In particular, 96 links either give 404s (not found), used to link to a comment but now only link to the main article, or link under the summary fold for no apparent reason. To avoid overloading this article, I have posted the list on piratepad here:
http://piratepad.net/ep/pad/view/ro.eyxCVZYMZeO/latest
Note that I have only checked links that went to overcomingbias.com. This is not necessarily a complete list.
Some of these can be fixed by anyone with editing rights, but the ones pointing to comments can be fixed only by Eliezer or someone who knows what comment was meant to be linked. Alternatively, someone can go through the archive.org WayBack machine, figure out which comments were linked to, then find them in the equivalent LessWrong page, and finally provide the corrected link. I may modify the scraper to do this if someone is willing to make the substitution.

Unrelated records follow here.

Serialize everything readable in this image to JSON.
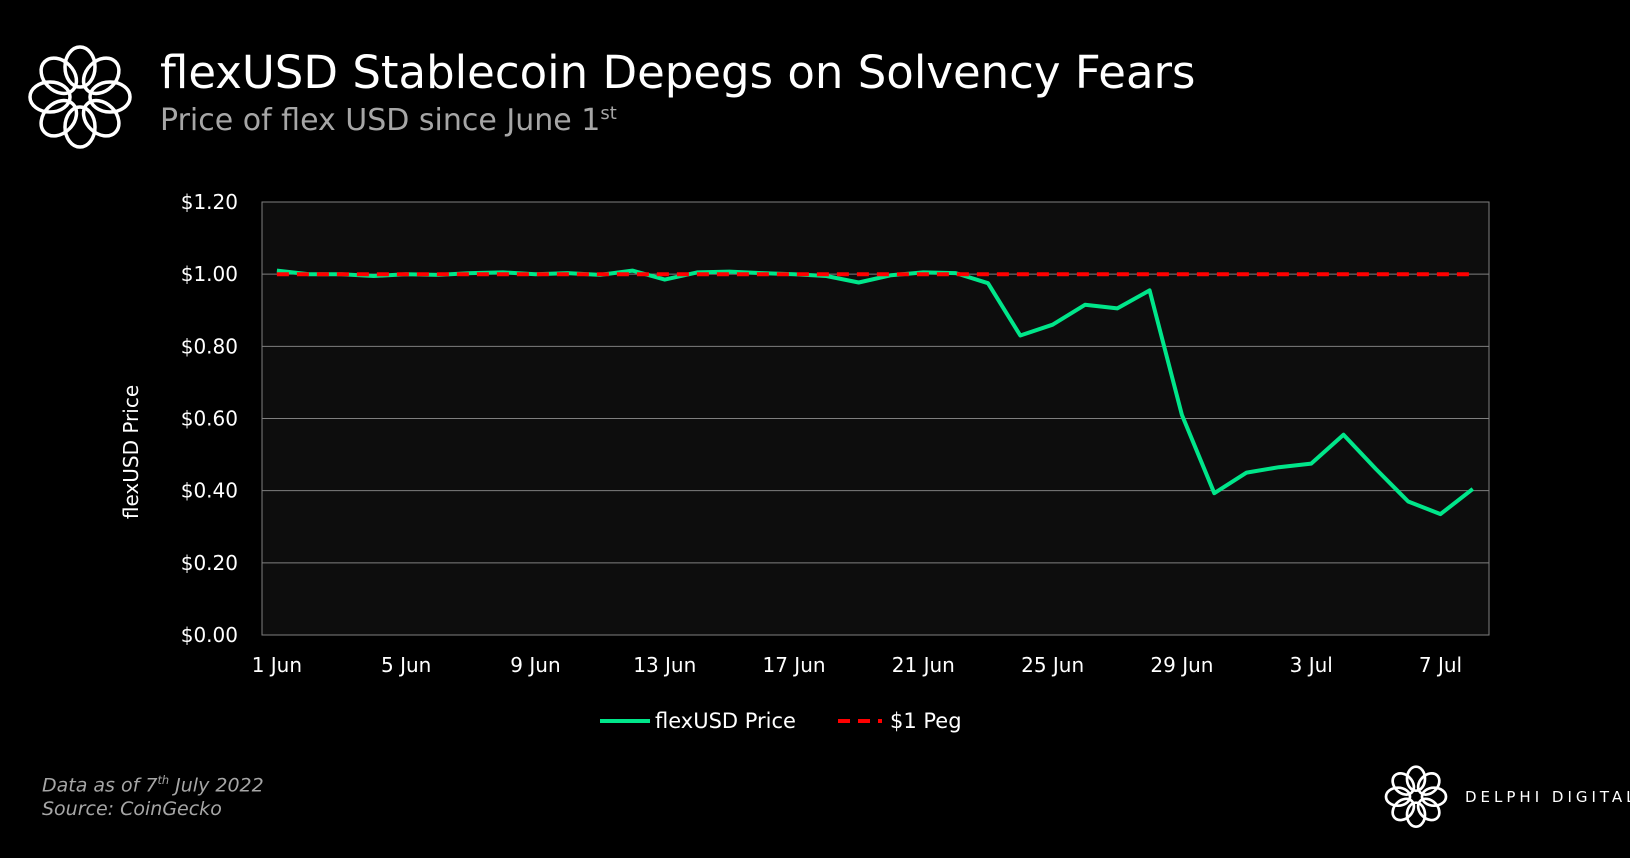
{
  "header": {
    "title": "flexUSD Stablecoin Depegs on Solvency Fears",
    "subtitle": "Price of flex USD since June 1",
    "subtitle_sup": "st",
    "logo_icon": "delphi-knot-logo"
  },
  "footer": {
    "data_as_of_prefix": "Data as of 7",
    "data_as_of_sup": "th",
    "data_as_of_suffix": " July 2022",
    "source": "Source: CoinGecko",
    "brand": "DELPHI DIGITAL"
  },
  "colors": {
    "background": "#000000",
    "plot_background": "#0d0d0d",
    "price_line": "#00e68a",
    "peg_line": "#ff0000",
    "grid": "#7f7f7f"
  },
  "chart_data": {
    "type": "line",
    "title": "flexUSD Stablecoin Depegs on Solvency Fears",
    "subtitle": "Price of flex USD since June 1st",
    "xlabel": "",
    "ylabel": "flexUSD Price",
    "ylim": [
      0,
      1.2
    ],
    "yticks": [
      "$0.00",
      "$0.20",
      "$0.40",
      "$0.60",
      "$0.80",
      "$1.00",
      "$1.20"
    ],
    "xticks": [
      "1 Jun",
      "5 Jun",
      "9 Jun",
      "13 Jun",
      "17 Jun",
      "21 Jun",
      "25 Jun",
      "29 Jun",
      "3 Jul",
      "7 Jul"
    ],
    "grid": true,
    "legend": "bottom",
    "x": [
      "1 Jun",
      "2 Jun",
      "3 Jun",
      "4 Jun",
      "5 Jun",
      "6 Jun",
      "7 Jun",
      "8 Jun",
      "9 Jun",
      "10 Jun",
      "11 Jun",
      "12 Jun",
      "13 Jun",
      "14 Jun",
      "15 Jun",
      "16 Jun",
      "17 Jun",
      "18 Jun",
      "19 Jun",
      "20 Jun",
      "21 Jun",
      "22 Jun",
      "23 Jun",
      "24 Jun",
      "25 Jun",
      "26 Jun",
      "27 Jun",
      "28 Jun",
      "29 Jun",
      "30 Jun",
      "1 Jul",
      "2 Jul",
      "3 Jul",
      "4 Jul",
      "5 Jul",
      "6 Jul",
      "7 Jul",
      "8 Jul"
    ],
    "series": [
      {
        "name": "flexUSD Price",
        "style": "solid",
        "color": "#00e68a",
        "values": [
          1.01,
          1.0,
          1.0,
          0.995,
          1.0,
          0.998,
          1.003,
          1.005,
          1.0,
          1.003,
          0.998,
          1.01,
          0.985,
          1.005,
          1.007,
          1.003,
          1.0,
          0.995,
          0.977,
          0.997,
          1.005,
          1.003,
          0.975,
          0.83,
          0.86,
          0.915,
          0.905,
          0.955,
          0.61,
          0.393,
          0.45,
          0.465,
          0.475,
          0.555,
          0.46,
          0.37,
          0.335,
          0.405
        ]
      },
      {
        "name": "$1 Peg",
        "style": "dashed",
        "color": "#ff0000",
        "values": [
          1,
          1,
          1,
          1,
          1,
          1,
          1,
          1,
          1,
          1,
          1,
          1,
          1,
          1,
          1,
          1,
          1,
          1,
          1,
          1,
          1,
          1,
          1,
          1,
          1,
          1,
          1,
          1,
          1,
          1,
          1,
          1,
          1,
          1,
          1,
          1,
          1,
          1
        ]
      }
    ]
  }
}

Also, a bunch of links (not in the above list) direct the user to OvercomingBias.com only to be redirected back to LessWrong. While this doesn't actually cause any breakage, it's a pity to be burdening OB's server for no real reason. I can produce a list of these if needed.
If I have managed to attract the attention of anyone with editorial rights, I would really appreciate it if you could help me out by removing certain formatting inconsistencies that greatly slow down and complicate my scraper. I can offer more details on demand, but these links to OB are near the top of the list.
I should be back with more interesting data soon. If you have any particular data-mineable queries about the sequences, let me know.
[Edit: The 4 links that point to a #comments fragment are actually processed correctly. That leaves 92 to be fixed.]
Thanks Alexandros! I just noticed your post here. You can email me in the future if you have other fixes for LW until we have a more defined process for doing these things and alerting admins of valuable fixes for LW: louie.helm(at)singinst(dot)org
Also, can you tell me how many words/characters are contained in the sequences?
For my definition of 'sequences', which is everything up to 'Practical Advice Backed By Deep Theories' minus the quotes threads (702 posts in total), the wordcount is 917,854. I know this list can be improved, will get a discussion going about what exactly the sequences are soon enough.
Can you give me more details about the character count? Do you mean alphanumerics and numerals for instance? Total characters including spaces and punctuation? Given a precise definition I can probably get it done in an hour or so (given the above caveats about what constitutes the sequences).
Will get in touch with more fixes as I find them.